Ketepatan teknik aplikasi sangat menentukan efisiensi penyerapan unsur hara oleh akar terong tanpa merusak jaringan tanaman. Buatlah parit melingkar berjarak lima belas hingga dua puluh sentimeter dari pangkal batang utama, taburkan pupuk di dalam parit tersebut, lalu tutup kembali dengan tanah tipis dan siram hingga basah agar nutrisi segera larut. Hindari menaburkan pupuk kimia langsung menyentuh batang atau daun karena dapat menyebabkan kelayuan akibat panas dan plasmolisis pada jaringan muda tanaman.

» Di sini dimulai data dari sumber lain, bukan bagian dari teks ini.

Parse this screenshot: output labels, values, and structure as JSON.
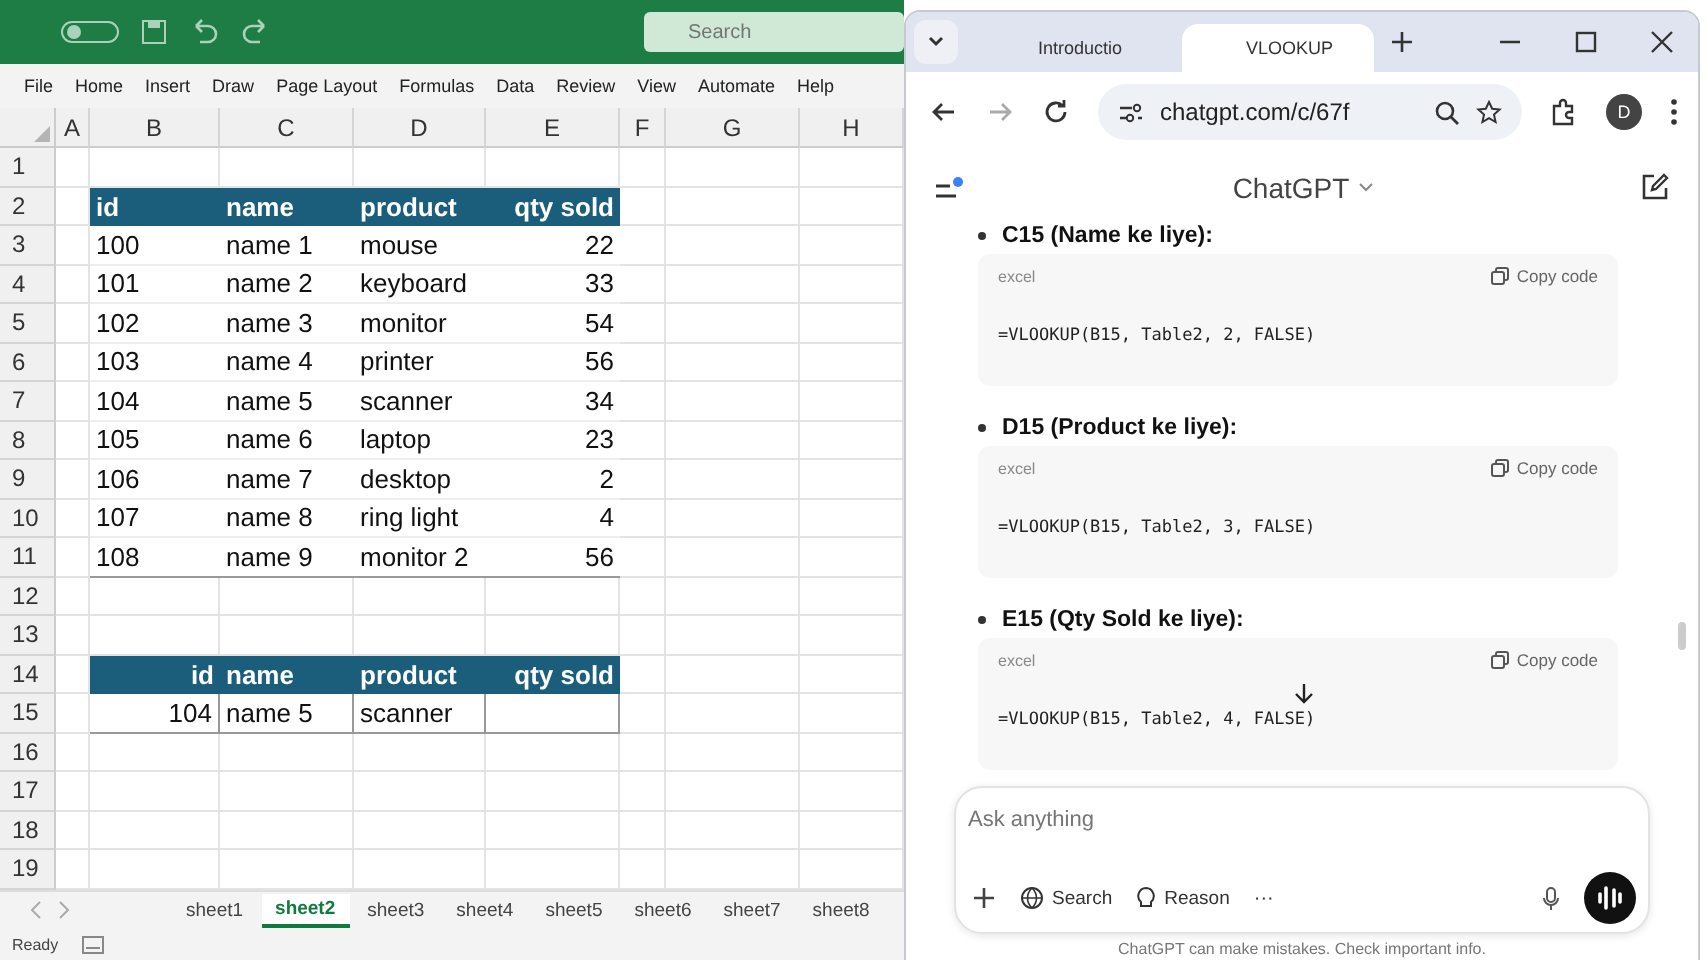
{
  "excel": {
    "search": {
      "placeholder": "Search"
    },
    "ribbon_tabs": [
      "File",
      "Home",
      "Insert",
      "Draw",
      "Page Layout",
      "Formulas",
      "Data",
      "Review",
      "View",
      "Automate",
      "Help"
    ],
    "column_headers": [
      "A",
      "B",
      "C",
      "D",
      "E",
      "F",
      "G",
      "H"
    ],
    "row_headers": [
      "1",
      "2",
      "3",
      "4",
      "5",
      "6",
      "7",
      "8",
      "9",
      "10",
      "11",
      "12",
      "13",
      "14",
      "15",
      "16",
      "17",
      "18",
      "19"
    ],
    "tables": [
      {
        "columns": [
          {
            "label": "id",
            "kind": "text"
          },
          {
            "label": "name",
            "kind": "text"
          },
          {
            "label": "product",
            "kind": "text"
          },
          {
            "label": "qty sold",
            "kind": "number"
          }
        ],
        "rows": [
          [
            "100",
            "name 1",
            "mouse",
            "22"
          ],
          [
            "101",
            "name 2",
            "keyboard",
            "33"
          ],
          [
            "102",
            "name 3",
            "monitor",
            "54"
          ],
          [
            "103",
            "name 4",
            "printer",
            "56"
          ],
          [
            "104",
            "name 5",
            "scanner",
            "34"
          ],
          [
            "105",
            "name 6",
            "laptop",
            "23"
          ],
          [
            "106",
            "name 7",
            "desktop",
            "2"
          ],
          [
            "107",
            "name 8",
            "ring light",
            "4"
          ],
          [
            "108",
            "name 9",
            "monitor 2",
            "56"
          ]
        ]
      },
      {
        "columns": [
          {
            "label": "id",
            "kind": "number"
          },
          {
            "label": "name",
            "kind": "text"
          },
          {
            "label": "product",
            "kind": "text"
          },
          {
            "label": "qty sold",
            "kind": "number"
          }
        ],
        "rows": [
          [
            "104",
            "name 5",
            "scanner"
          ]
        ]
      }
    ],
    "sheet_tabs": [
      {
        "label": "sheet1",
        "selected": false
      },
      {
        "label": "sheet2",
        "selected": true
      },
      {
        "label": "sheet3",
        "selected": false
      },
      {
        "label": "sheet4",
        "selected": false
      },
      {
        "label": "sheet5",
        "selected": false
      },
      {
        "label": "sheet6",
        "selected": false
      },
      {
        "label": "sheet7",
        "selected": false
      },
      {
        "label": "sheet8",
        "selected": false
      }
    ],
    "status": "Ready"
  },
  "browser": {
    "tabs": [
      {
        "title": "Introductio",
        "selected": false
      },
      {
        "title": "VLOOKUP",
        "selected": true
      }
    ],
    "address": "chatgpt.com/c/67f",
    "profile_initial": "D",
    "app_title": "ChatGPT",
    "sections": [
      {
        "heading": "C15 (Name ke liye):",
        "language": "excel",
        "copy_label": "Copy code",
        "code": "=VLOOKUP(B15, Table2, 2, FALSE)"
      },
      {
        "heading": "D15 (Product ke liye):",
        "language": "excel",
        "copy_label": "Copy code",
        "code": "=VLOOKUP(B15, Table2, 3, FALSE)"
      },
      {
        "heading": "E15 (Qty Sold ke liye):",
        "language": "excel",
        "copy_label": "Copy code",
        "code": "=VLOOKUP(B15, Table2, 4, FALSE)"
      }
    ],
    "composer": {
      "placeholder": "Ask anything",
      "tools": [
        "Search",
        "Reason"
      ],
      "more": "···"
    },
    "footer": "ChatGPT can make mistakes. Check important info."
  }
}
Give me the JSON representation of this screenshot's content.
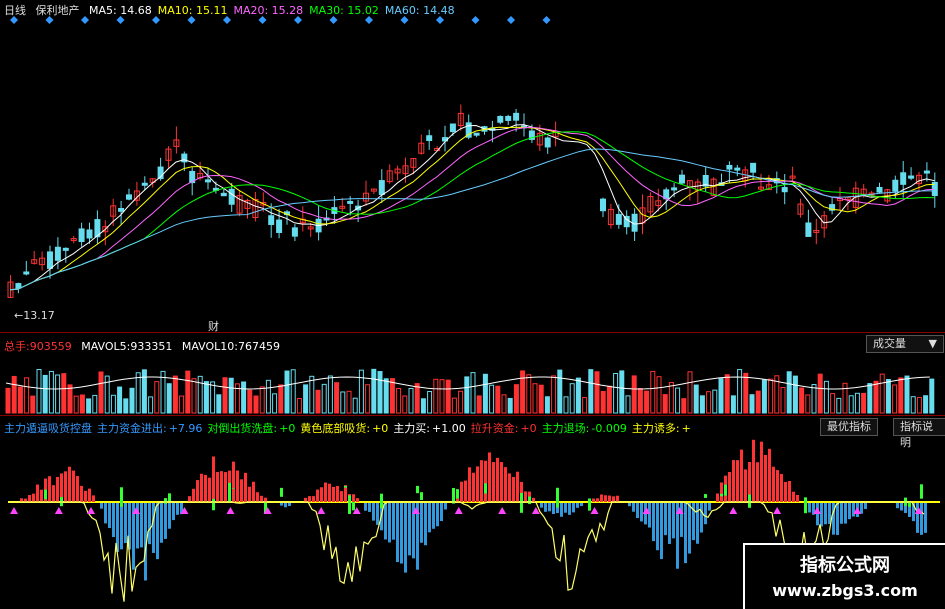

Evaluasi berkala terhadap kondisi fisik daun dan vigor tanaman terong sangat penting dilakukan untuk mendeteksi dini kekurangan unsur hara mikro maupun makro. Jika daun terlihat menguning di bagian bawah, tambahkan unsur magnesium atau sesuaikan pH tanah melalui pengapuran jika tanah terlalu masam akibat curah hujan tinggi. Dengan pola pemupukan yang disiplin dan berimbang ini, tanaman terong dapat dipanen secara kontinu selama tiga hingga empat bulan ke depan dengan ukuran buah yang seragam dan mengkilap.